Moi, j’étais bouche bée, empli d’admiration
De la voir accomplir cette transformation
En moins de deux secondes et me dis en moi-même
En guise de voisine, j’ai une magicienne.  
J’avais déjà tant vu de ces tristes puissants
Vous tendre une main  plus molle encore qu’un gant
Ou bien ne saluant dans une compagnie
Que le pair reconnu ou bien la hiérarchie,
Dédaignant le petit, ou bien ces jeunes femmes
N’embrassant que les beaux, jugeant les autres infâmes.
Tant qui d’un bonjour font une humiliation,
Elle, magnifique, une illumination.
Si la beauté est bien cette intense lumière
Elle, elle en avait tant qu’elle donnait sans prière.
Si sa grâce de fleur rappelait le jasmin 
La bonté répandue en était le parfum
Et moi, j’étais heureux d’avoir pu contempler
Pour un si beau spectacle, un si chaste baiser.
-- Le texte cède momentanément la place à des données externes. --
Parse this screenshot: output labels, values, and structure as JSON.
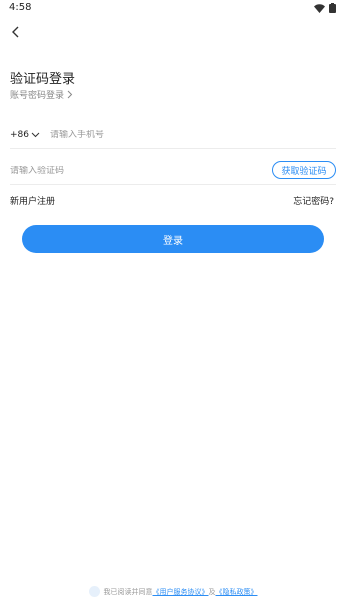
{
  "status_bar": {
    "time": "4:58"
  },
  "header": {
    "title": "验证码登录",
    "switch_mode": "账号密码登录"
  },
  "phone": {
    "country_code": "+86",
    "placeholder": "请输入手机号"
  },
  "code": {
    "placeholder": "请输入验证码",
    "get_code": "获取验证码"
  },
  "links": {
    "register": "新用户注册",
    "forgot": "忘记密码?"
  },
  "login_button": "登录",
  "agreement": {
    "prefix": "我已阅读并同意",
    "terms": "《用户服务协议》",
    "and": "及",
    "privacy": "《隐私政策》"
  },
  "colors": {
    "accent": "#2b8df4"
  },
  "icons": {
    "back": "chevron-left-icon",
    "wifi": "wifi-icon",
    "battery": "battery-icon"
  }
}
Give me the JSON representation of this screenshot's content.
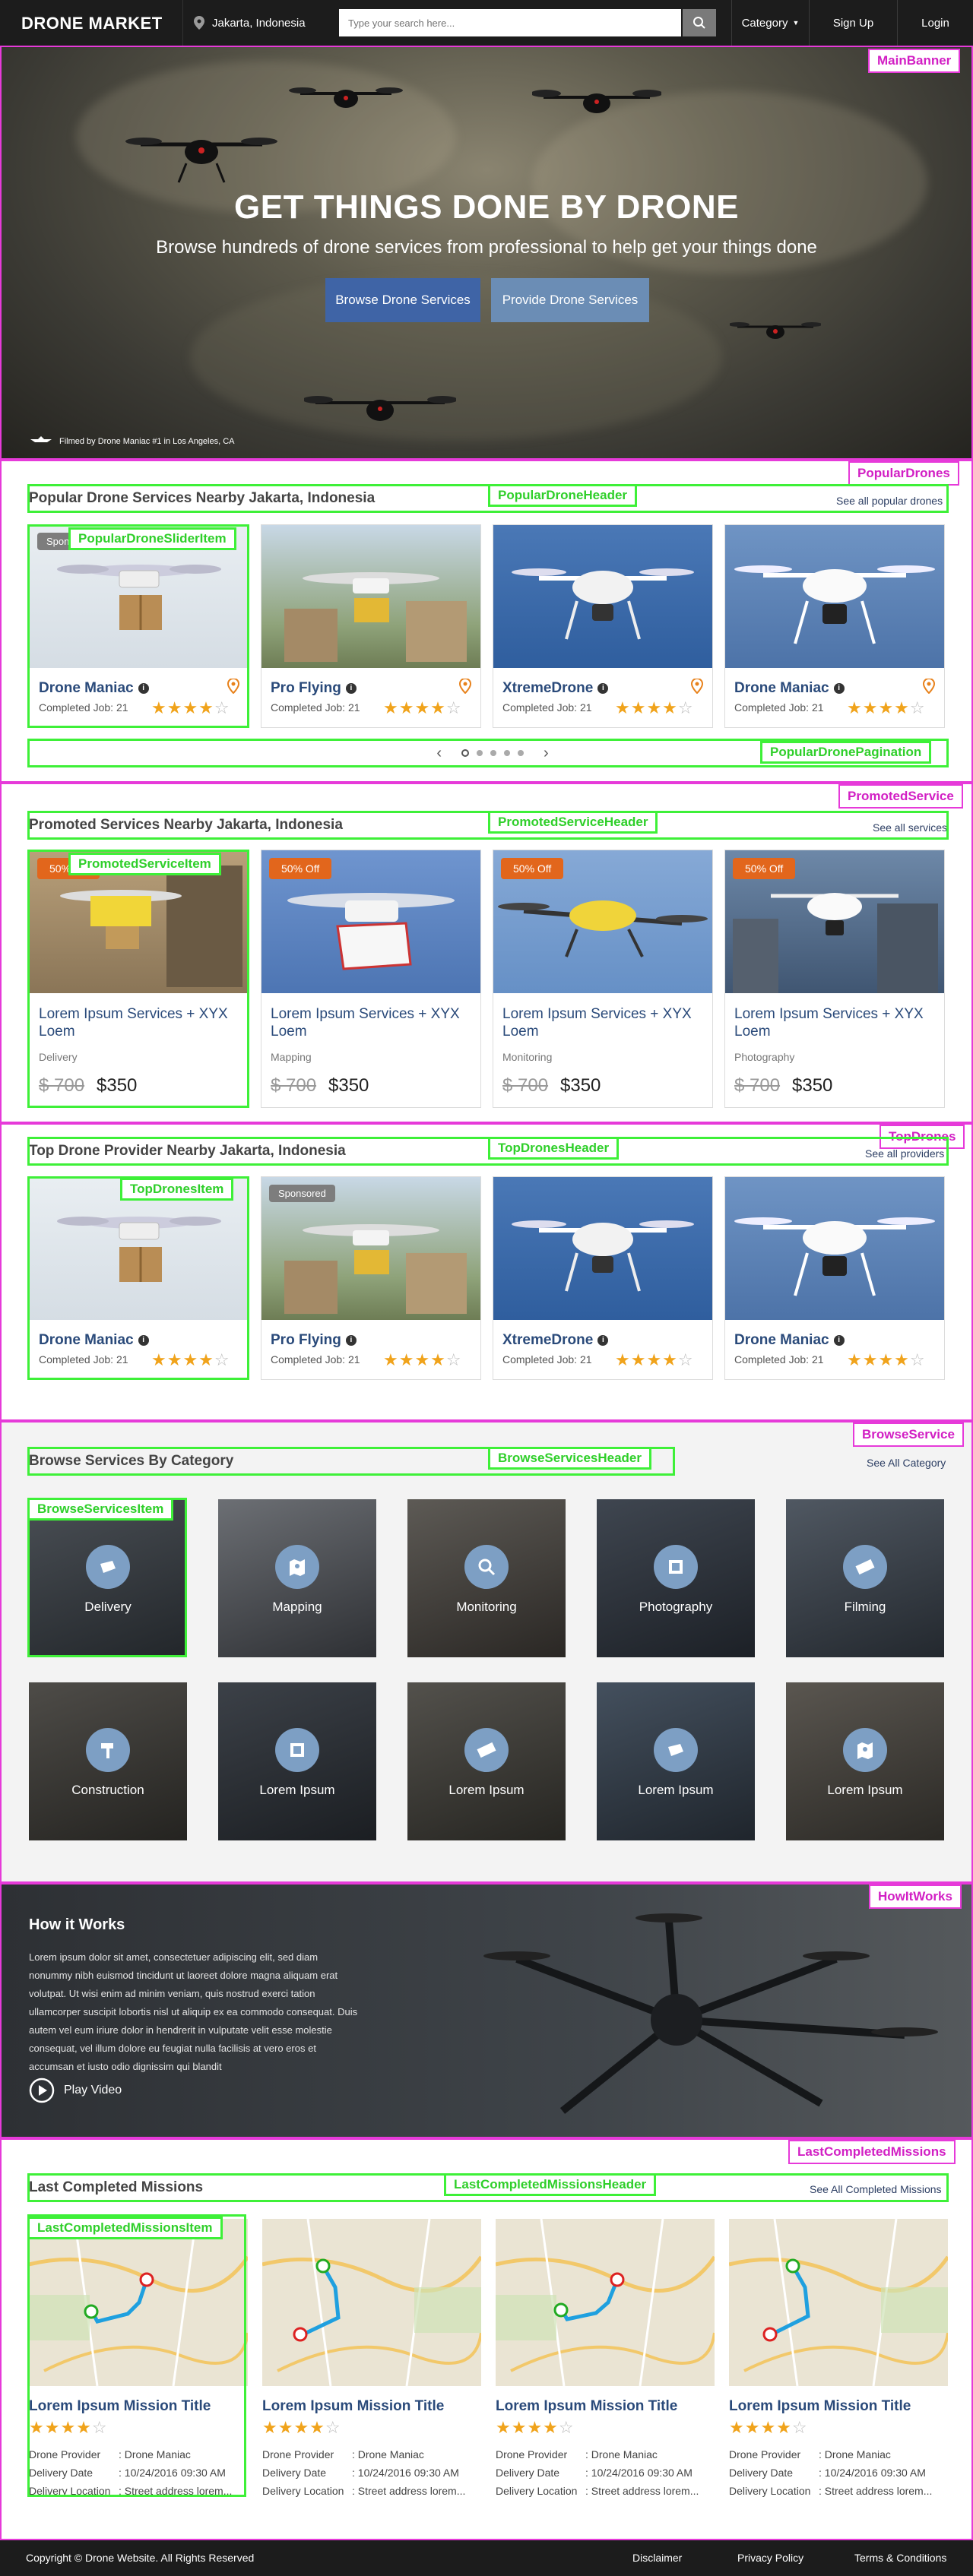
{
  "nav": {
    "logo": "DRONE MARKET",
    "location": "Jakarta, Indonesia",
    "search_placeholder": "Type your search here...",
    "category": "Category",
    "signup": "Sign Up",
    "login": "Login"
  },
  "hero": {
    "title": "GET THINGS DONE BY DRONE",
    "subtitle": "Browse hundreds of drone services from professional to help get your things done",
    "browse_btn": "Browse Drone Services",
    "provide_btn": "Provide Drone Services",
    "credit": "Filmed by Drone Maniac #1 in Los Angeles, CA"
  },
  "annotations": {
    "main_banner": "MainBanner",
    "popular_drones": "PopularDrones",
    "popular_header": "PopularDroneHeader",
    "popular_item": "PopularDroneSliderItem",
    "popular_pagination": "PopularDronePagination",
    "promoted_service": "PromotedService",
    "promoted_header": "PromotedServiceHeader",
    "promoted_item": "PromotedServiceItem",
    "top_drones": "TopDrones",
    "top_header": "TopDronesHeader",
    "top_item": "TopDronesItem",
    "browse_service": "BrowseService",
    "browse_header": "BrowseServicesHeader",
    "browse_item": "BrowseServicesItem",
    "how_it_works": "HowItWorks",
    "last_missions": "LastCompletedMissions",
    "last_header": "LastCompletedMissionsHeader",
    "last_item": "LastCompletedMissionsItem"
  },
  "popular": {
    "title": "Popular Drone Services Nearby Jakarta, Indonesia",
    "link": "See all popular drones",
    "items": [
      {
        "name": "Drone Maniac",
        "job": "Completed Job: 21",
        "badge": "Sponsored",
        "rating": 4
      },
      {
        "name": "Pro Flying",
        "job": "Completed Job: 21",
        "rating": 4
      },
      {
        "name": "XtremeDrone",
        "job": "Completed Job: 21",
        "rating": 4
      },
      {
        "name": "Drone Maniac",
        "job": "Completed Job: 21",
        "rating": 4
      }
    ]
  },
  "promoted": {
    "title": "Promoted Services Nearby Jakarta, Indonesia",
    "link": "See all services",
    "items": [
      {
        "badge": "50% Off",
        "title": "Lorem Ipsum Services + XYX Loem",
        "category": "Delivery",
        "old_price": "$ 700",
        "price": "$350"
      },
      {
        "badge": "50% Off",
        "title": "Lorem Ipsum Services + XYX Loem",
        "category": "Mapping",
        "old_price": "$ 700",
        "price": "$350"
      },
      {
        "badge": "50% Off",
        "title": "Lorem Ipsum Services + XYX Loem",
        "category": "Monitoring",
        "old_price": "$ 700",
        "price": "$350"
      },
      {
        "badge": "50% Off",
        "title": "Lorem Ipsum Services + XYX Loem",
        "category": "Photography",
        "old_price": "$ 700",
        "price": "$350"
      }
    ]
  },
  "top": {
    "title": "Top Drone Provider Nearby Jakarta, Indonesia",
    "link": "See all providers",
    "items": [
      {
        "name": "Drone Maniac",
        "job": "Completed Job: 21",
        "rating": 4
      },
      {
        "name": "Pro Flying",
        "job": "Completed Job: 21",
        "badge": "Sponsored",
        "rating": 4
      },
      {
        "name": "XtremeDrone",
        "job": "Completed Job: 21",
        "rating": 4
      },
      {
        "name": "Drone Maniac",
        "job": "Completed Job: 21",
        "rating": 4
      }
    ]
  },
  "browse": {
    "title": "Browse Services By Category",
    "link": "See All Category",
    "items": [
      {
        "label": "Delivery",
        "icon": "box-icon"
      },
      {
        "label": "Mapping",
        "icon": "map-pin-icon"
      },
      {
        "label": "Monitoring",
        "icon": "search-icon"
      },
      {
        "label": "Photography",
        "icon": "camera-icon"
      },
      {
        "label": "Filming",
        "icon": "film-icon"
      },
      {
        "label": "Construction",
        "icon": "hammer-icon"
      },
      {
        "label": "Lorem Ipsum",
        "icon": "camera-icon"
      },
      {
        "label": "Lorem Ipsum",
        "icon": "film-icon"
      },
      {
        "label": "Lorem Ipsum",
        "icon": "box-icon"
      },
      {
        "label": "Lorem Ipsum",
        "icon": "map-pin-icon"
      }
    ]
  },
  "how": {
    "title": "How it Works",
    "body": "Lorem ipsum dolor sit amet, consectetuer adipiscing elit, sed diam nonummy nibh euismod tincidunt ut laoreet dolore magna aliquam erat volutpat. Ut wisi enim ad minim veniam, quis nostrud exerci tation ullamcorper suscipit lobortis nisl ut aliquip ex ea commodo consequat. Duis autem vel eum iriure dolor in hendrerit in vulputate velit esse molestie consequat, vel illum dolore eu feugiat nulla facilisis at vero eros et accumsan et iusto odio dignissim qui blandit",
    "play": "Play Video"
  },
  "missions": {
    "title": "Last Completed Missions",
    "link": "See All Completed Missions",
    "items": [
      {
        "title": "Lorem Ipsum Mission Title",
        "rating": 4,
        "provider_label": "Drone Provider",
        "provider": ": Drone Maniac",
        "date_label": "Delivery Date",
        "date": ": 10/24/2016  09:30 AM",
        "loc_label": "Delivery Location",
        "loc": ": Street address lorem..."
      },
      {
        "title": "Lorem Ipsum Mission Title",
        "rating": 4,
        "provider_label": "Drone Provider",
        "provider": ": Drone Maniac",
        "date_label": "Delivery Date",
        "date": ": 10/24/2016  09:30 AM",
        "loc_label": "Delivery Location",
        "loc": ": Street address lorem..."
      },
      {
        "title": "Lorem Ipsum Mission Title",
        "rating": 4,
        "provider_label": "Drone Provider",
        "provider": ": Drone Maniac",
        "date_label": "Delivery Date",
        "date": ": 10/24/2016  09:30 AM",
        "loc_label": "Delivery Location",
        "loc": ": Street address lorem..."
      },
      {
        "title": "Lorem Ipsum Mission Title",
        "rating": 4,
        "provider_label": "Drone Provider",
        "provider": ": Drone Maniac",
        "date_label": "Delivery Date",
        "date": ": 10/24/2016  09:30 AM",
        "loc_label": "Delivery Location",
        "loc": ": Street address lorem..."
      }
    ]
  },
  "footer": {
    "copyright": "Copyright © Drone Website. All Rights Reserved",
    "disclaimer": "Disclaimer",
    "privacy": "Privacy Policy",
    "terms": "Terms & Conditions"
  },
  "colors": {
    "annotation_magenta": "#e63ad9",
    "annotation_green": "#3ef038",
    "primary_blue": "#3f64a6",
    "secondary_blue": "#6b8db5",
    "badge_orange": "#e2661c",
    "star": "#f0a31b"
  }
}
Ce qui est donné à tous, est-ce sans valeur ? L’air nous est donné à tous, et sans air nous mourrons. Les mots, les mots nous sont donnés à tous, les hommes privés de capacité de dialogue deviennent fous parait-il. Celui qui donne à tous fait-il un don superficiel ou généreux ?
Certes ce n’était qu’un sourire mais un sourire, est-ce si peu ?
Elle est à toi cette chanson,
Toi l’étranger qui sans façon
D’un air malheureux m’a souri
Lorsque les gendarmes m’ont pris
Que tous les biens intentionnés
Riaient de me voir emmené
Ce n’était rien qu’un peu de miel
Mais il m’a réchauffé le cœur
Et dans mon âme, il brûle encore
À la manière d’un grand soleil…
Du pain, du bois, un sourire, quel succès cette chanson, de l’essentiel rappelé à tous, donné à tous, généreusement.